The results of Chevron's disclosure tomorrow morning could be pivotal in the company's politically charged battle to buy Unocal.
SAN FRANCISCO — The stakes will be higher than usual tomorrow morning when Chevron discloses its second-quarter earnings — the results could be pivotal to the company’s politically charged battle to buy Unocal.
The financial report for the three months ended in June will carry added punch because it’s likely to influence the price of Chevron’s stock, which is being used to pay for 60 percent of the company’s Unocal bid.
If Chevron’s quarterly profit is impressive enough to boost the company’s stock price, then the Unocal offer becomes worth more than its value of $17.3 billion, or $64.07 per share, based this afternoon’s trading on the New York Stock Exchange.

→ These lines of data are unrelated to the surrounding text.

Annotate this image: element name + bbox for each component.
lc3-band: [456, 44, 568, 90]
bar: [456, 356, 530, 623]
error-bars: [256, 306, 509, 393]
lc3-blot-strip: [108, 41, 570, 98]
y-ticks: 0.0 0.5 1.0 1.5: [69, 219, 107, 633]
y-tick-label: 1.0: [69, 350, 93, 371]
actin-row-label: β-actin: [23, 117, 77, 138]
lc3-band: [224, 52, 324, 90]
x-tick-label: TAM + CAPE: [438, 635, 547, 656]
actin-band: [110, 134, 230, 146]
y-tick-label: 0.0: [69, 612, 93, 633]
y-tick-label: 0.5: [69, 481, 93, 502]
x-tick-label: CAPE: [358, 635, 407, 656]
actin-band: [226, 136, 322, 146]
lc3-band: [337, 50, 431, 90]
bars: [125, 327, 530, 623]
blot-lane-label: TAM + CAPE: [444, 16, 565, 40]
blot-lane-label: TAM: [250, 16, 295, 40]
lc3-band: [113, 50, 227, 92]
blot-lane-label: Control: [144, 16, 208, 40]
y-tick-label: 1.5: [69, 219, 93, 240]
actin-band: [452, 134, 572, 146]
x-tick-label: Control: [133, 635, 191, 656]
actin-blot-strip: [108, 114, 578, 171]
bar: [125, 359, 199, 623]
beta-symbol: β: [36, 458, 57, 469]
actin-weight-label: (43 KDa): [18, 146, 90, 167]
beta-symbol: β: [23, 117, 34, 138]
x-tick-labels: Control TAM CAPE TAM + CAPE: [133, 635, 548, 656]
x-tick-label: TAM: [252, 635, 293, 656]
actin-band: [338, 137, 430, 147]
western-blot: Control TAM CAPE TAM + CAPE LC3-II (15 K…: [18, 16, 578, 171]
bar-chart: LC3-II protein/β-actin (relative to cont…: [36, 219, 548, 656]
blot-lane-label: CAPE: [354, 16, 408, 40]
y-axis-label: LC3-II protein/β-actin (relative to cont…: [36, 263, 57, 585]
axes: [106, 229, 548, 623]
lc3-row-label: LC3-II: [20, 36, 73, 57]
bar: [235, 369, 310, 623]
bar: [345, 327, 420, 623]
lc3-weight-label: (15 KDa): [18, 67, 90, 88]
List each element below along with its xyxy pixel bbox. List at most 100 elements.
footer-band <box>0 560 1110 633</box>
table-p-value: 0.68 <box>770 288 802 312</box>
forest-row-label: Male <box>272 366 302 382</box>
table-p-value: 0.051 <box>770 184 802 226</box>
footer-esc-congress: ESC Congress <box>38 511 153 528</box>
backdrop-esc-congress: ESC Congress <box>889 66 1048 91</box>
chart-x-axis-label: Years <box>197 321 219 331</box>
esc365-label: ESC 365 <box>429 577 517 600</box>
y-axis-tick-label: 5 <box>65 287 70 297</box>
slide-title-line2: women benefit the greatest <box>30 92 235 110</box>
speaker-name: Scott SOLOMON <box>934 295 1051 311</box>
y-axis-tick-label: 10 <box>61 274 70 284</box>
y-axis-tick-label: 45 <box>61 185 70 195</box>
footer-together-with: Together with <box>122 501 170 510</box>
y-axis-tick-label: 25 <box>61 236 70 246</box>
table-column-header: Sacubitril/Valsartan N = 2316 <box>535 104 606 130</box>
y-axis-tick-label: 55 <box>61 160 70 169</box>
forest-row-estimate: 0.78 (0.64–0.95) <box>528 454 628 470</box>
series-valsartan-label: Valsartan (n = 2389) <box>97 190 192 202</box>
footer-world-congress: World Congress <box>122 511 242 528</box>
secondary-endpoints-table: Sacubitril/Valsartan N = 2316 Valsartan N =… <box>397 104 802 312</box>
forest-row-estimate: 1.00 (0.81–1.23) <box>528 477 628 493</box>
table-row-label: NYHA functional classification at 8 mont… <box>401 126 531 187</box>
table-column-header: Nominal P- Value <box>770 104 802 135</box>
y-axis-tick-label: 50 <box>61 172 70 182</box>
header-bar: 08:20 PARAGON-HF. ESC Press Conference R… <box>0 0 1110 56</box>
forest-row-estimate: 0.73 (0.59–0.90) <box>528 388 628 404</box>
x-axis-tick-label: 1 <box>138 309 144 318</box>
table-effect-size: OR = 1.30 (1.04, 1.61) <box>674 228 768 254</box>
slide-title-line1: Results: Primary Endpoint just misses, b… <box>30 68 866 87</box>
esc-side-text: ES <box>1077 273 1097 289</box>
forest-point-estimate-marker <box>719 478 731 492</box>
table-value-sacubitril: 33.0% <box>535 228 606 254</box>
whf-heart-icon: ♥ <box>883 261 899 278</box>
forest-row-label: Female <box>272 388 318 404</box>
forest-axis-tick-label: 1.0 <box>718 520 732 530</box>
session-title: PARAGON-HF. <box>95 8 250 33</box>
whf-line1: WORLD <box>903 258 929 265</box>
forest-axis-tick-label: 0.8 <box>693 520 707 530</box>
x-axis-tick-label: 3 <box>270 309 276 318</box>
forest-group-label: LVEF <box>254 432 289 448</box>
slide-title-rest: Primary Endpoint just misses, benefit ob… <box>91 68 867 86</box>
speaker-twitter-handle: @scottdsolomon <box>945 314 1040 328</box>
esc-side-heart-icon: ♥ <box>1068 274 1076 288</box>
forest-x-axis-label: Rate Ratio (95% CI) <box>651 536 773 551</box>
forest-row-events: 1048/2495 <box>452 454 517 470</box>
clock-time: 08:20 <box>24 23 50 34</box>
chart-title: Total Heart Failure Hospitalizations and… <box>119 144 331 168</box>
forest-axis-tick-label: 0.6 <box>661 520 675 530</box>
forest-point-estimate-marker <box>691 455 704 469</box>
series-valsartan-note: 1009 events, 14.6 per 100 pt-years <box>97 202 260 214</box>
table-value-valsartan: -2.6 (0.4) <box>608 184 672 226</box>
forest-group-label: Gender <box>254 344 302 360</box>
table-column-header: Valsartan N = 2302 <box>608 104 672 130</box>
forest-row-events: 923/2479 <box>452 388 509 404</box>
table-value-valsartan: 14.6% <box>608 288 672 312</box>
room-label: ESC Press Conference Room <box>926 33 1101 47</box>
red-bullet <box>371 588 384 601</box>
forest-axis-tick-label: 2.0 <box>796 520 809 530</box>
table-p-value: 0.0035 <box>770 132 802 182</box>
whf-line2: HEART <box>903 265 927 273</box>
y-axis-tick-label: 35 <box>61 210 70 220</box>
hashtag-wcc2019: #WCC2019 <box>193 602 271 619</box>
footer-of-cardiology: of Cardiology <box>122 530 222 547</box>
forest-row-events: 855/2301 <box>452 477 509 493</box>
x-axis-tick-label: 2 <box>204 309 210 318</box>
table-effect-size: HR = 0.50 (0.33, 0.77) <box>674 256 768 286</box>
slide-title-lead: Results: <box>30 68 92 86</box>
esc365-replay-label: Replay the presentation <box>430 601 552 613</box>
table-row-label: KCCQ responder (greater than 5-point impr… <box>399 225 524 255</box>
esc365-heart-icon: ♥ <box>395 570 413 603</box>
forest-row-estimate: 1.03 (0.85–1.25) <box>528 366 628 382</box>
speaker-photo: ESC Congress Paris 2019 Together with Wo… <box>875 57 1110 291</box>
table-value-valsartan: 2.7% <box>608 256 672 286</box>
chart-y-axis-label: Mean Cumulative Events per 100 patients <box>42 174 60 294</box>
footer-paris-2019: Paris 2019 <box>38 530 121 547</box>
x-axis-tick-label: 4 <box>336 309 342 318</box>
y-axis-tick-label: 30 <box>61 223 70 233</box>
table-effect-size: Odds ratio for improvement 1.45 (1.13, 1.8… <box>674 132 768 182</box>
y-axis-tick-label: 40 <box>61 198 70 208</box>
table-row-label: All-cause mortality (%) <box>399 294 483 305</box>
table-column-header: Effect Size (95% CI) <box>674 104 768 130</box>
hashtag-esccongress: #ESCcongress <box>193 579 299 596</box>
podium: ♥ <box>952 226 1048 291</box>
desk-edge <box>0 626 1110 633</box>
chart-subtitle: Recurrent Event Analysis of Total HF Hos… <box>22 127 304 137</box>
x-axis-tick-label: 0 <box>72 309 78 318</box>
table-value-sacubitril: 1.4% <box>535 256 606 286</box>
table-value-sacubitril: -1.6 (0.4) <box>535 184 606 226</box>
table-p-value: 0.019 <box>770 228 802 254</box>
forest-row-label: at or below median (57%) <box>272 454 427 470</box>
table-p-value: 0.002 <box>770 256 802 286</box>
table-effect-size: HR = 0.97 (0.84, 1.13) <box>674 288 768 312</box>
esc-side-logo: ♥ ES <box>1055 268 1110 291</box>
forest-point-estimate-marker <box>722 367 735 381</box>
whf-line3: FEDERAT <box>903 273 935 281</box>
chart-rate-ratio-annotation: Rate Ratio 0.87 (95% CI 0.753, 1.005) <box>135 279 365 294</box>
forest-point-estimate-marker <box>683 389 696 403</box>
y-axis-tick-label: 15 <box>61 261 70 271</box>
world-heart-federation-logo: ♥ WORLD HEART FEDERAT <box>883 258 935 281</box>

As Chevron’s bid becomes more valuable, it becomes more difficult for China’s government-owned CNOOC Ltd. to overcome the prickly political opposition to its rival bid and persuade Unocal shareholders to accept its higher all-cash offer of $18.1 billion, or $67 per share.
On the flip side, a poor quarter from Chevron might depress its stock price, causing Unocal shareholders to override the recommendation of Unocal’s board and reject Chevron’s offer in a vote scheduled Aug. 10.
Tomorrow’s earnings announcement comes at a crucial juncture for Chevron and Unocal. Both companies began meeting with Unocal’s major shareholders today to drum up support for Chevron’s bid. The meetings are expected to continue for at least another week.
Propelled by persistently high oil prices, Chevron appears more likely to exceed the consensus analyst estimate of $1.69 per share than to fall below it, said Oppenheimer & Co. analyst Fadel Gheit.
The consensus analyst estimate serves as a benchmark that typically influences the direction of a company’s stock after earnings are announced.
Although he is projecting second-quarter earnings of $1.70 per share, Gheit said he won’t be surprised if Chevron’s results are at least 10 cents per share above that figure.
“All the industry signs I have seen so far point in that direction,” Gheit said. “And if (Chevron’s) stock moves up on strong earnings and bullish comments from management, then it would be very difficult for CNOOC to go high enough to win.”
Two of the world’s largest oil companies, Exxon Mobil and Royal Dutch Shell PLC, today reported that their second-quarter profits rose by about one-third, buoyed by high prices for oil and gas and rising worldwide fuel consumption.
CNOOC, part of the China National Offshore Oil Corp., already has been authorized to raise its Unocal bid to $69 per share, according to documents filed earlier this week with the Securities and Exchange Commission. But CNOOC Chairman Fu Chengyu declined to up the ante unless Unocal agreed to pay a $500 million fee that will be triggered if the deal with Chevron isn’t completed.
A CNOOC spokesman declined to discuss the Chinese company’s bidding strategy.
Morningstar analyst Mark Optigrove, echoing the sentiment of many industry observers, expects CNOOC to raise its bid before Unocal’s Aug. 10 shareholder vote. “Chevron seems to have the advantage now, but I don’t think we have seen the end of this story,” he said.
Investors seem to doubt the bidding will move higher. Unocal’s shares stood at $65.22, up 25 cents, during Thursday’s trading on the New York Stock Exchange.
Unocal’s merger agreement doesn’t hinge on the fluctuations in Chevron’s stock price, said company spokesman Barry Lane.
But the final decision on Chevron’s proposed takeover will be made by Unocal’s shareholders — a group of capitalists generally interested in making as much money as possible.
Price, though, isn’t the sole consideration in this takeover tug-of-war because of the politics involved.
Congressional representatives have raised red flags about CNOOC’s bid, expressing concerns that the sale of a U.S. oil company to a company backed by communist China might raise national security risks _ fears that Chevron has played upon to rally support for its lower offer.
Lawmakers also have questioned whether the bidding field is unfairly tilted in CNOOC’s favor because the Chinese deal relies on government-subsidized financing that would be virtually impossible for a U.S. company to obtain.
The strident criticism of the CNOOC bid could lead to an extensive government review lasting six to nine months, ending with the deal being blocked and Unocal shareholders jilted at the altar. The risks of U.S. government intervention prompted Unocal to ask CNOOC to raise its 5-week-old bid even higher, to no avail so far.
If Chevron’s stock surges to significant gains after Friday’s earnings report, CNOOC may have to raise its offer to as high as $72 per share if it hopes to sway Unocal shareholders, Gheit said.
CNOOC is “playing with fire (by waiting),” Gheit said. “They have said that Unocal is a must-have asset for them, but they aren’t behaving in that fashion so far.”
The prospect of a Unocal takeover hasn’t done much for Chevron’s stock. The company’s shares are worth slightly less than their price of $59.31 just before the early April announcement of the Unocal deal.